ダブって見える「円錐角膜」治療 ハードコンタクトが基本 悪化すると移植必要
目の黒い部分にあたる角膜は光を眼球の内部に導くレンズの役割を担っている。この角...
目の黒い部分にあたる角膜は光を眼球の内部に導くレンズの役割を担っている。この角膜が前方に突出するのが「円錐(えんすい)角膜」。あまり聞き慣れない病気だが、次第に乱視や近視が進み、悪化すると角膜移植が必要になることもある。ここ数年は進行を遅らせたり、症状を緩和させたりする新しい治療法も広がってきている。
都内に住む中学3年のA君(15)は乱視が進み、物がダブって見えるようになった。メガネでは矯正しきれなくなって近くの眼科を受診。東京大学医学部付属病院(東京・文京)を紹介され、初期の円錐角膜と診断された。
円錐角膜になると角膜の中央部が薄くなり、内部からの圧力に押し出される格好で前方に突出して、角膜が円錐形になってしまう。変形するためにレンズの役割をきちんと果たせなくなり、乱視や近視が進み、メガネによる矯正でも十分な視力が出なくなるというわけだ。東大病院の天野史郎准教授は「A君のように10代の思春期ごろに症状が始まり、30歳ごろには進行が止まることが多い」と説明する。
アトピー性皮膚炎などアレルギー体質の人に多いために目をこするのが一因だという説もあるが、なぜ発症するのか、原因は今もよく分かっていない。患者数も不明だが日本人だと2千人に1人程度の割合で発症するという推定もあり、男性にやや多い。発症初期だと診断が難しいことがあり、「角膜形状解析装置」と呼ぶコンピューターによる角膜の形状分析によって確定診断する。

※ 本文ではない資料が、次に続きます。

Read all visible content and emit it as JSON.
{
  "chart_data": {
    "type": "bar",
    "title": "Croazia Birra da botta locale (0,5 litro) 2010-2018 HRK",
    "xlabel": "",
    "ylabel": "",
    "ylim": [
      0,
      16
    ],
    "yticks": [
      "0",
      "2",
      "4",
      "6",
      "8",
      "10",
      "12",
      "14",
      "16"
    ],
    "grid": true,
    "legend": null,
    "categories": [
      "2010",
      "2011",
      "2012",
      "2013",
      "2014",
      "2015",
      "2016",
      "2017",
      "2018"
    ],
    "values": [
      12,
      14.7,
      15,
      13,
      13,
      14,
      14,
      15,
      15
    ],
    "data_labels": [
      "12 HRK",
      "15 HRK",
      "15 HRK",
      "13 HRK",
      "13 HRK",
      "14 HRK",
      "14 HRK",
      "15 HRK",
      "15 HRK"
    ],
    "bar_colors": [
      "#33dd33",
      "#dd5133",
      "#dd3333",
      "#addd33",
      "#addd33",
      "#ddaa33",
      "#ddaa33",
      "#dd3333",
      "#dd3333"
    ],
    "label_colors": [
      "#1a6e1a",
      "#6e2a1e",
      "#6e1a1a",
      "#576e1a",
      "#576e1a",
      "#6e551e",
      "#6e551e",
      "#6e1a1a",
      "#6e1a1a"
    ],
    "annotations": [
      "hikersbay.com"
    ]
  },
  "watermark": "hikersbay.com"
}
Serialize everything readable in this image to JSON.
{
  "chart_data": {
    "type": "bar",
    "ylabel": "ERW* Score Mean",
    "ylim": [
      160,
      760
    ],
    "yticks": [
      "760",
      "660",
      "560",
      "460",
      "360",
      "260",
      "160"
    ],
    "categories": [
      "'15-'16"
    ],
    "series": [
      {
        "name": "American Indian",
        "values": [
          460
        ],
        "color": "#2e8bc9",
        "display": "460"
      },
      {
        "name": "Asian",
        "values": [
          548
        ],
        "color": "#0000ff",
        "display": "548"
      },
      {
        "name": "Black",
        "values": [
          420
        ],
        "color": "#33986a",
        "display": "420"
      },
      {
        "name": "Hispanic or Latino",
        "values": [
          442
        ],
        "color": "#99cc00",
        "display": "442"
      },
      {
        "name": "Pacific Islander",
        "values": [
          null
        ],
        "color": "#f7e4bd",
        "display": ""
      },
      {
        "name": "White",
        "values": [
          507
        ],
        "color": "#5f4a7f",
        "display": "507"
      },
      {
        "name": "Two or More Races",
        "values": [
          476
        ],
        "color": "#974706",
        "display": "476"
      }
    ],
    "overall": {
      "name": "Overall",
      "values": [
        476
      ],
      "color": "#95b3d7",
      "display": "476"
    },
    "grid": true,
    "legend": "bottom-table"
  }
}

もし円錐角膜と診断されたら、どのようにして視力を回復させるのか。
A君のように症状が出始めの段階では、まずはハードコンタクトレンズで矯正するのが一般的な対処法だ。ハードコンタクトレンズを装着すると、出っ張った角膜とコンタクトレンズのすき間に涙が入り込み、ゆがんでしまった角膜の形状を補う役割を果たしてくれるからだ。角膜の形状に合わせたオーダーメード型なので値段はやや高めで、1枚あたり2万~3万円が目安とされる。
症状が進行して角膜の出っ張りが激しくなると、コンタクトレンズを装着しても目の真ん中からポロポロずれてしまったり、レンズがこすれて角膜の真ん中が白く濁ってしまったりすることもある。
さらに角膜の裏側にある「デスメ膜」という膜が破裂すると角膜内に水分が入り込んで急激に白く濁り、強い視力障害を引き起こすこともある。「急性水腫」と呼ぶ症状で、数週間~数カ月程度でデスメ膜の再生とともに角膜の白濁は改善していくが、目に濁りが残ってしまうこともある。
コンタクトレンズで矯正しきれなくなった場合、最終的に角膜移植が必要になってしまう人もいる。ドナー(提供者)が現れるまでの待機期間は地域によって異なるが半年~2年程度。海外からの輸入角膜で移植を実施している医療機関もある。
以前は「全層移植」といって角膜を丸ごと取り換える手術が一般的だったが、近年は自分の角膜の内側を残し、外側だけを移植する手法も広がっている。免疫による拒絶反応が起こりにくいなどの利点があるからだ。
手術後の治療成績が良好とはいえ、角膜移植となると尻込みする人も多いだろう。
東京歯科大学市川総合病院(千葉県市川市)の島崎潤教授は「最近、ハードコンタクトレンズと角膜移植の間をつなぐ治療法も広がっている」と説明する。その一つが「角膜クロスリンキング(架橋)」。角膜にリボフラビン(ビタミンB2)という薬剤を点眼してから紫外線を照射する。薄くなった角膜が補強されて、症状の進行が抑えられる仕組みだ。10代など円錐角膜が進行中の段階で実施されることが多い。
逆に症状が進行してしまった人に適用されるのが「角膜内リング」。角膜の内部に半円状のリングを埋め込み、出っ張った角膜を平らに保つ。症状を改善できるが進行を防ぐ効果はなく、クロスリンキングと組み合わせて実施されることもある。
どちらの治療法とも、国内ではまだごく一部の医療機関でしか実施されていない。新しい治療法なので数十万円単位の費用がかかることが多く、受けるかどうかは納得できるまで医師と相談するのがよいだろう。